Monday, Jul. 02, 1951
Sentimental Cliche
THE HEART OF A MAN (213 pp.)--Georges Simenon--Prentice-Hall ($3).
Emile Maugin has clawed his way to recognition as France's No. 1 actor; then his doctor hands him a part he cannot play. Maugin is a handsome 59 and looks much younger, but his heart, the doctor bluntly warns, is the tired heart of a 75-year-old man.
Bitterly, the great actor booms out his own prescription: "No women, no tobacco, no alcohol . . . not too much work." But once out of the doctor's office, he hurries to souse himself in cheap red wine, then makes love to his wife's redheaded chambermaid.

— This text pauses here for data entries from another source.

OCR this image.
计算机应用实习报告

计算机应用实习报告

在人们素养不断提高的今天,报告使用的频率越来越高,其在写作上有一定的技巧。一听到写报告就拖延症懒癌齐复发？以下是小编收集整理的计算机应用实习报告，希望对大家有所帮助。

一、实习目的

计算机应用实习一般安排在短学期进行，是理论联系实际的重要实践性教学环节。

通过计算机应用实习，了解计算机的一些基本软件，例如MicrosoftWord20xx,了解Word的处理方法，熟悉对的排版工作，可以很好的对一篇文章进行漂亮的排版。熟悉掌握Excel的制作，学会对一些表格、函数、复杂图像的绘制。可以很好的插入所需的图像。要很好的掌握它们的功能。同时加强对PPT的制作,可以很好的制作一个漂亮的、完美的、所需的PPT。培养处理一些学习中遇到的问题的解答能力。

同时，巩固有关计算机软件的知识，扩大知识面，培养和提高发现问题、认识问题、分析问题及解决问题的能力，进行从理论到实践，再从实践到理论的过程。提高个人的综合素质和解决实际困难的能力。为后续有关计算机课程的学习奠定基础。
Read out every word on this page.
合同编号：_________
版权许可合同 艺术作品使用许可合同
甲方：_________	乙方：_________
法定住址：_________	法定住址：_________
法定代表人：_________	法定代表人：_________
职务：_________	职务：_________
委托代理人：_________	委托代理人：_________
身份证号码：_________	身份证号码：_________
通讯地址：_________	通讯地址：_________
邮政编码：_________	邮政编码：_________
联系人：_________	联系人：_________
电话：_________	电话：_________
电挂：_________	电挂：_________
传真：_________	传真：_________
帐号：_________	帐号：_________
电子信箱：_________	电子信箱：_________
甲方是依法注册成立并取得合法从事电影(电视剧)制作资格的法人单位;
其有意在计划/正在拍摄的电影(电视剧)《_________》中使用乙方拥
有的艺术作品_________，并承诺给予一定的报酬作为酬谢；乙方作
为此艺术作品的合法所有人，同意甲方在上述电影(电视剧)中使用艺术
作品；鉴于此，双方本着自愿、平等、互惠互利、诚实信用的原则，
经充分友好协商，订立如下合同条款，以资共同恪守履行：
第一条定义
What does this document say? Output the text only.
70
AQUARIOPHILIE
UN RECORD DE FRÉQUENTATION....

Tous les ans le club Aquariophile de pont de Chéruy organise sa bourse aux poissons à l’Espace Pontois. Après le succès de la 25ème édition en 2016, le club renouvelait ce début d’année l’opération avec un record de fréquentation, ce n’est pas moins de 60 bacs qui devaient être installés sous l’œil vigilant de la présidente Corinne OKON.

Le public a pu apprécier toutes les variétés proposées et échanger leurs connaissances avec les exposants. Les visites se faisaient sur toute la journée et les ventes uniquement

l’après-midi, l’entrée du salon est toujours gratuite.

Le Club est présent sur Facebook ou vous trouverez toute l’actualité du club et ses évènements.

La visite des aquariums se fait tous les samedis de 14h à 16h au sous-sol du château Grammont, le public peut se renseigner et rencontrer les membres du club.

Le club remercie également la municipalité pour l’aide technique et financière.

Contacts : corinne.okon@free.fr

In The Heart of a Man, Novelist Simenon poses a standard fictional question: What does a man think, feel, and do when suddenly forced to face the imminent reality of death? Unfortunately, the answer in this case tends to dribble away in leaky flashback reveries with seamy Gallic overtones.
"An actor and a barman--they're brothers!" Maugin says. "Both of them live on other people's vices . . ." That is Maugin's record. At 14, he ran away from his home in the provinces with five sous in his pocket. The money was blackmail, squeezed out of a schoolboy pal whom he had caught raping his sister. Women paid his way more directly in Paris. An adoring prostitute kept him in meals and clothes; a mousy ingenue housed him (he left her pregnant); a nymphomaniac stage star married him and later took an overdose of morphine after he divorced her. Glandular charm plus superficial talent took him to the top of the theatrical heap. But inside, he was a psychic bankrupt who needed several stiff slugs of cognac to get past the first act. When he dies on the last page, it seems only reasonable to conclude that his bartender will miss him most.
In spots, Author Simenon writes with deft satire about his fellow countrymen. Where he tries for something like tragic irony, he achieves only the stale, sentimental cliche about the iron mask of success hiding suffering human clay.
Georges Simenon, 48, is fashioned of no ordinary human clay himself. With some 350 novels behind him, ranging from crime thrillers to racy pulp romances, he still maintains the working habits of a one-man assembly line. Up at 6:30 a.m., with a pot of coffee at his side, he types a 20-page chapter in 2 1/2 hours, completes a twelve-chapter novel (common in France) in twelve days. (His translators' pace: three to six months.) Explains Simenon in halting English: "I write fast because I have not zee brains to write slow."
International fame came to him when he created a slow-motion, absent-minded detective named Inspector Maigret, who got his man in a new book almost every month between 1929 and 1931. Maigret was later put on the shelf in favor of serious psychological novels, but Simenon still gets him down for an occasional workout to please such fans as T. S. Eliot, Deems Taylor, Claude Rains.
A U.S. resident since 1945, Simenon now lives in Lakeville, Conn, with his French-Canadian wife and two sons, plays a bad accordion and good bridge for relaxation. Mum about a novel and two novelettes in the plotting stage, Simenon says only: "I know I am not great. But I like to write."